Fresh Outlook

Artist: Goo See Min
Year: 2023
Prize Category: 1st Prize
 
artwork category

Mixed Media

Artwork Description

An old, gold-coloured snack biscuit tin is painted floating on a navy blue ground of this canvas – a contemporary look for a nostalgic item. Goo See Ming notes that such biscuit tins represent “a container filled with memories for many Malaysians, their childhood, and even a "staple" of life”, and that it persists today using this design, retaining its familiar appearance.
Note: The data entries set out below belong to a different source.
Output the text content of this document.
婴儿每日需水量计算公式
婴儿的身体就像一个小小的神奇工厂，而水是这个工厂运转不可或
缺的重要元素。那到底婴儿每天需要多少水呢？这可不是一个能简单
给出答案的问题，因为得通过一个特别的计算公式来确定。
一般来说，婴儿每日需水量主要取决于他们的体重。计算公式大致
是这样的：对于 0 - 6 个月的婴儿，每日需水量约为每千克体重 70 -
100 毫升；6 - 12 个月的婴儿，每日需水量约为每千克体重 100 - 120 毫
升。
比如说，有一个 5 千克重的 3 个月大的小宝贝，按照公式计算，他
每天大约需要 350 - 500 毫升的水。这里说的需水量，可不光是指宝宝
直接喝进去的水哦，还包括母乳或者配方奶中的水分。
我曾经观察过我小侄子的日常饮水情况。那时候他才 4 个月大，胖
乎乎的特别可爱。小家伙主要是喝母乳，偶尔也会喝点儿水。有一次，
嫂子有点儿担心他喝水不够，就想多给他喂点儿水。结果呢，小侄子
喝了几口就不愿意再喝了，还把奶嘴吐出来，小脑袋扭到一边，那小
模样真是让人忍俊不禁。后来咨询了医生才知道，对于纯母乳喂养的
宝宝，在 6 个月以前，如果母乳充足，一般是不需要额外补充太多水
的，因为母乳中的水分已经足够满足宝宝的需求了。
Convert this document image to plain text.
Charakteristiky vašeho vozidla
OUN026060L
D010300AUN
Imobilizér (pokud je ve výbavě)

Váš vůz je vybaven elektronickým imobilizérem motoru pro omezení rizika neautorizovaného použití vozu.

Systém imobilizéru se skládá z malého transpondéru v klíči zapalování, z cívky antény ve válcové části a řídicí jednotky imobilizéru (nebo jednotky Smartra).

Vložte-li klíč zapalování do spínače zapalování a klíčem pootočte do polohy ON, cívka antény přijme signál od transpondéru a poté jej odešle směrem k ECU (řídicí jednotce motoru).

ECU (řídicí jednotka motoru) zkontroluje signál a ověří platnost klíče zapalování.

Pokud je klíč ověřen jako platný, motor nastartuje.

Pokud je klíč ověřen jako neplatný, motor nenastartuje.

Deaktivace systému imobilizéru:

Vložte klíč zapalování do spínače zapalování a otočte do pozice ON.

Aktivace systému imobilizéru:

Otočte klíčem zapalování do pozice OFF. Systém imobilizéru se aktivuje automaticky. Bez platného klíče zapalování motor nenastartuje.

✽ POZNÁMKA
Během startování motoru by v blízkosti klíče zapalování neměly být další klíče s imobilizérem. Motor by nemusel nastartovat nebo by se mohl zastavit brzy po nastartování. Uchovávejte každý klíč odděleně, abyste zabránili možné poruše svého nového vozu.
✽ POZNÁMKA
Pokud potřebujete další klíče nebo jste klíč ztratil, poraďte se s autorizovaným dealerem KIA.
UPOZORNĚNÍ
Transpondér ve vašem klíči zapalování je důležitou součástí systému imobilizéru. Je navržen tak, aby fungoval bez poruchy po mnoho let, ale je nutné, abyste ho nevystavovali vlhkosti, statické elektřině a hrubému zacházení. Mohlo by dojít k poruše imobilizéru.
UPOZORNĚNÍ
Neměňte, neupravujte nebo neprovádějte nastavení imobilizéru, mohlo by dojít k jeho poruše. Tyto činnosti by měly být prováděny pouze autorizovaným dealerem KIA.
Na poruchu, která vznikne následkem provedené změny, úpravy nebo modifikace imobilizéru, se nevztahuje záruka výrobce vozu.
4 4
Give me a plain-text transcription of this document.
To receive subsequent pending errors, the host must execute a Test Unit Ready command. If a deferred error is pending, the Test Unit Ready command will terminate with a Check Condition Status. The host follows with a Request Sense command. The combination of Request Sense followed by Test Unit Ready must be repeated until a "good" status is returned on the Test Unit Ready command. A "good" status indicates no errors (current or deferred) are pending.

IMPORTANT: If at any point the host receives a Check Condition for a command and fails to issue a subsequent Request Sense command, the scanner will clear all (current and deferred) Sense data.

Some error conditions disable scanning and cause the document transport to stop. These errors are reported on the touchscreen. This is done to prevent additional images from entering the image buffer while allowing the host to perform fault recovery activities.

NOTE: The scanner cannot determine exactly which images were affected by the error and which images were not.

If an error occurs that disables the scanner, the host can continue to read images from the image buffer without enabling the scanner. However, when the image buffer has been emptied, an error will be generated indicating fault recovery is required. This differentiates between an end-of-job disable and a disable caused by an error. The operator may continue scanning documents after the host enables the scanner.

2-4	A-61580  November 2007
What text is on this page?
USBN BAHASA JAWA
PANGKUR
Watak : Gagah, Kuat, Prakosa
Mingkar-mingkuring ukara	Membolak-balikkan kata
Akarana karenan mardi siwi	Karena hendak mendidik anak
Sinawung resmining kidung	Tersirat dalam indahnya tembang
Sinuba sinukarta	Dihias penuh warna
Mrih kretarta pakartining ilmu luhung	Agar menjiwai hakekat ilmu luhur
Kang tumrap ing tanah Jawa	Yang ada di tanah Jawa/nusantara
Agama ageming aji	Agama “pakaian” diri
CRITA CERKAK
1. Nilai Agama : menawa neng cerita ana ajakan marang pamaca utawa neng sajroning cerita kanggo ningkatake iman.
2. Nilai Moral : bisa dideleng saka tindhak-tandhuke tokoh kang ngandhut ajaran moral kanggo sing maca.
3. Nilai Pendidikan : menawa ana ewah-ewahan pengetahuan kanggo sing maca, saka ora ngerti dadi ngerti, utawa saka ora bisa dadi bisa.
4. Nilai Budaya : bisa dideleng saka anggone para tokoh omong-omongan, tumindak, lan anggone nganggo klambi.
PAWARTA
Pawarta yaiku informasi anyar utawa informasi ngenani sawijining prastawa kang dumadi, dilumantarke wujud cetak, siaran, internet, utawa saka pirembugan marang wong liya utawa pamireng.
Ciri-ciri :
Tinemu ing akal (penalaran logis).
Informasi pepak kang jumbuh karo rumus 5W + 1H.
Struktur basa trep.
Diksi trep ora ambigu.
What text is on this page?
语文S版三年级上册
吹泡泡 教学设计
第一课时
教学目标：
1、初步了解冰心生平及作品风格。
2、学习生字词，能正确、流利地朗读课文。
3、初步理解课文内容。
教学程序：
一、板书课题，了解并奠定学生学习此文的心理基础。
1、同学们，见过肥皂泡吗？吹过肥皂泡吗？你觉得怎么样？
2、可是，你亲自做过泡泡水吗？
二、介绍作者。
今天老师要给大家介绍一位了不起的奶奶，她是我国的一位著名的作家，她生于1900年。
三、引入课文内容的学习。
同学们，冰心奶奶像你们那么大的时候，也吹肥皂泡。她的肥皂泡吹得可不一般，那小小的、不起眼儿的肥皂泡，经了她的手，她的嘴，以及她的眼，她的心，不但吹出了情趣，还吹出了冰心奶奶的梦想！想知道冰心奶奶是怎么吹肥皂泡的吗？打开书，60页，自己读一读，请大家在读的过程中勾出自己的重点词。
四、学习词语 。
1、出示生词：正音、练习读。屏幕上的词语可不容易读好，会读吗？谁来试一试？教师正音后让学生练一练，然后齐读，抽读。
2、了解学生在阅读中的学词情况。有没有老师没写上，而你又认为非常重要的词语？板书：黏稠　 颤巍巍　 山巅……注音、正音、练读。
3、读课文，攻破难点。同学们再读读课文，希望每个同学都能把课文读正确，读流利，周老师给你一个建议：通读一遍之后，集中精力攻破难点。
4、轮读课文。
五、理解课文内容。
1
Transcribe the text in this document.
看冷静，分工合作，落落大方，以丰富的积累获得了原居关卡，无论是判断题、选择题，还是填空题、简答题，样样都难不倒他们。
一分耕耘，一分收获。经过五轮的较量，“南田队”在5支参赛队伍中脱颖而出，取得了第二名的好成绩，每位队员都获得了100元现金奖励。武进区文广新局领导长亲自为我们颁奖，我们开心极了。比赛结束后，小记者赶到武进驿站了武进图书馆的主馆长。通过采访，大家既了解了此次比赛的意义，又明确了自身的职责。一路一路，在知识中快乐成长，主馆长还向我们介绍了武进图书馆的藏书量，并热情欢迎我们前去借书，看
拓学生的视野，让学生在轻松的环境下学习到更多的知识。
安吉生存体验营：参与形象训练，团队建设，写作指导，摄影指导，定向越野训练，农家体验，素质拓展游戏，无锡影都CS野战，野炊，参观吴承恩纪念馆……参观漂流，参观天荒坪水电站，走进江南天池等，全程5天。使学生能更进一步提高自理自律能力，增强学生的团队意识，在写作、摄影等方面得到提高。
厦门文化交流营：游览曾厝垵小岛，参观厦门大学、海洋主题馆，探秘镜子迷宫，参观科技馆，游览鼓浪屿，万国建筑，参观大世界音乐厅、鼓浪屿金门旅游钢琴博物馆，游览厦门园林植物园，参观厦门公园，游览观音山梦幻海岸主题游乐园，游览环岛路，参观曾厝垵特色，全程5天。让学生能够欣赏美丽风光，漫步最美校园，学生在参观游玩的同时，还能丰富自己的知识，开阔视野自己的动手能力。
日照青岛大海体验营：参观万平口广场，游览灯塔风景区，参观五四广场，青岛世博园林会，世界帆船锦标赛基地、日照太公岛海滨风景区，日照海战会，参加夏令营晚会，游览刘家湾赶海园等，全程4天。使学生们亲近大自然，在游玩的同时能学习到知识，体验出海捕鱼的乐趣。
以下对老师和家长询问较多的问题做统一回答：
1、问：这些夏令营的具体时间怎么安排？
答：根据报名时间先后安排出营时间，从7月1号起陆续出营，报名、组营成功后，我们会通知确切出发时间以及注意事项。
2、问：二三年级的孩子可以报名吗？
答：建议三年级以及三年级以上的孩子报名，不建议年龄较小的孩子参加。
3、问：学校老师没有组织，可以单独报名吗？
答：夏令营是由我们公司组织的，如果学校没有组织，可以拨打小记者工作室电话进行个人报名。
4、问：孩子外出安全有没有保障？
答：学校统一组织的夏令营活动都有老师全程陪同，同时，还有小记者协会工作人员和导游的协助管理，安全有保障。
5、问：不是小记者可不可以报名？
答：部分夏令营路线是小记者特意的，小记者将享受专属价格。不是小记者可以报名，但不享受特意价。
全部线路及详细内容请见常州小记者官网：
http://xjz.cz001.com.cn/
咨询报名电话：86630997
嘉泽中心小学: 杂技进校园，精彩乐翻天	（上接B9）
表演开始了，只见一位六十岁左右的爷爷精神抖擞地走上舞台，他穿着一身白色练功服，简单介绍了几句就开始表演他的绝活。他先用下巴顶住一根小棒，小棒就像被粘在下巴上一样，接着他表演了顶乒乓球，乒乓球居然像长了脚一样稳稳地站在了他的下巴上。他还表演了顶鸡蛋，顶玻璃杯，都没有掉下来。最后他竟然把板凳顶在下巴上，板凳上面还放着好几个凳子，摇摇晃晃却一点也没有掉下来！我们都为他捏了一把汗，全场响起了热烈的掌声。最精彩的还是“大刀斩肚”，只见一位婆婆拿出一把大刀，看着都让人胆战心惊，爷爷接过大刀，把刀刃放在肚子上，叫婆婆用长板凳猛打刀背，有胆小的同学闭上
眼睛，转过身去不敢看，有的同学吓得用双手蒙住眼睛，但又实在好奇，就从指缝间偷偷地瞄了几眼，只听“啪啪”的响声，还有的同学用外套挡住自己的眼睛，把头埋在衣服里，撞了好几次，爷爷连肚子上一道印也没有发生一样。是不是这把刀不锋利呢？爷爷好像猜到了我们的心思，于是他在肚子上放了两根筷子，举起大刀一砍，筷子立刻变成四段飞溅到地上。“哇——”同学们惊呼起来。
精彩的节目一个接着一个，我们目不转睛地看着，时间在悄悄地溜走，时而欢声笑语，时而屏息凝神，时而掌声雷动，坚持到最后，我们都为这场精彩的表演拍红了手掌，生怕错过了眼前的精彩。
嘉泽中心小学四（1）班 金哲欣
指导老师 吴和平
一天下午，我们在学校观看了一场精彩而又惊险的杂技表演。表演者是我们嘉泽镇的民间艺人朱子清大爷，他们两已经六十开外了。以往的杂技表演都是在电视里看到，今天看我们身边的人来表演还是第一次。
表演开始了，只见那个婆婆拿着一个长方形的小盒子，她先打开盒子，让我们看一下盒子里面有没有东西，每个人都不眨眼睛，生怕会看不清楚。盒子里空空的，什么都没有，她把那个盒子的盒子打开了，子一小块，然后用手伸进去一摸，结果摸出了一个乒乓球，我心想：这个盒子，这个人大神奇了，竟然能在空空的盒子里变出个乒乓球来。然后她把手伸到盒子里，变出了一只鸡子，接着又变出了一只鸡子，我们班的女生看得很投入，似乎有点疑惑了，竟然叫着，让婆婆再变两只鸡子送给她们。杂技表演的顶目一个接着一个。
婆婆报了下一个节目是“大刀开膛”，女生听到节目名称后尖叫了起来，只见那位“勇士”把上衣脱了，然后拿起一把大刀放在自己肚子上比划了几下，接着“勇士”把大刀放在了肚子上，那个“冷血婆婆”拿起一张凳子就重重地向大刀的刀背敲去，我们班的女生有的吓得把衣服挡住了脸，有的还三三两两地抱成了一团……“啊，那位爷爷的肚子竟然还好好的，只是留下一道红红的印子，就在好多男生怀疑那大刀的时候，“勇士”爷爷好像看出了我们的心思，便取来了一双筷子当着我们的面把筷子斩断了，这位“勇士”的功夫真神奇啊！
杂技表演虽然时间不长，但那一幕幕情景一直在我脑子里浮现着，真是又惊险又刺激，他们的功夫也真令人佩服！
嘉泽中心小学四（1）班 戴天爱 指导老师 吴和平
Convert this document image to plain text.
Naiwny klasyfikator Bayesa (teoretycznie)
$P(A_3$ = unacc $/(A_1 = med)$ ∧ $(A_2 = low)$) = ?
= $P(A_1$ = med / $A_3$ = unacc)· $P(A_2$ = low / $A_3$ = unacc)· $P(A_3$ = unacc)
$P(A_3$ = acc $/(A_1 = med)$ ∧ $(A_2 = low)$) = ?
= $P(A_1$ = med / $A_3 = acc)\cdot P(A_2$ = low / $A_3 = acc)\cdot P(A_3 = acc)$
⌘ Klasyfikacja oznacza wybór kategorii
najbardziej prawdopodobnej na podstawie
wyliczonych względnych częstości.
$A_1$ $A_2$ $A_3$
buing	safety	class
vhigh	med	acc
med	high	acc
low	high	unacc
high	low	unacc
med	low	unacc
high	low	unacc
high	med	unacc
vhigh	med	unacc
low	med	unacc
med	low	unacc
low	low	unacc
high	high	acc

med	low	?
We don’t encounter them often however, at least not in bright malls and supermarkets, and with the range of snacks now available, biscuit tins are rare items in the lives of a younger generation of Malaysians.

The painting captures a typical reflex of a young person on catching upon something novel – at its centre is the image of a girl taking a photo of this tin, and within it her own reflection. It also becomes our reflection as we, perhaps, hold up a mobile device to capture the painting. In this game of mirrors, “we have no answers about the true purpose of the photograph”.

The artist has used her painterly skills to create a clash of effects that complicate our “reading” of this picture. The empty blue ground offers no context for the subject, no time or place. The alluring glow of the tin’s surface makes it seem real enough to “ping” with our fingers, and yet the neatly packed, brightly lit crackers look like they are on a poster pasted onto the tin, clearly an illusion. The image of the girl itself has the feel of a ghostly and transluscent drawn transfer. Finally, on the surface of the painting is stuck an actual biscuit tin label, its printed details obscured by wear and tear. These tell many stories in Chinese script, Bahasa Malaysia and numbers – the distribution company (Hui Seng) in Johor, the biscuit brand (Cap Ping Pong by Hup Seng industries), the cost of the deposit and refund for a damaged tin, the weight of biscuits in the tin it originally belonged to, handwritten as 880g. There is a disclaimer and a catchy tagline for us to remember: “Sekali Cuba. Pasti Tak Lupa”.

The artist claims that this artwork “also subtly suggests the superficial knowledge that young people have about Malaysian culture, which makes them perceive it as ‘fresh‘.” Looking up close we can read the six-digit Johor phone and fax numbers on the tin which would have been changed in 1995 – the biscuits in this tin might be quite stale by now!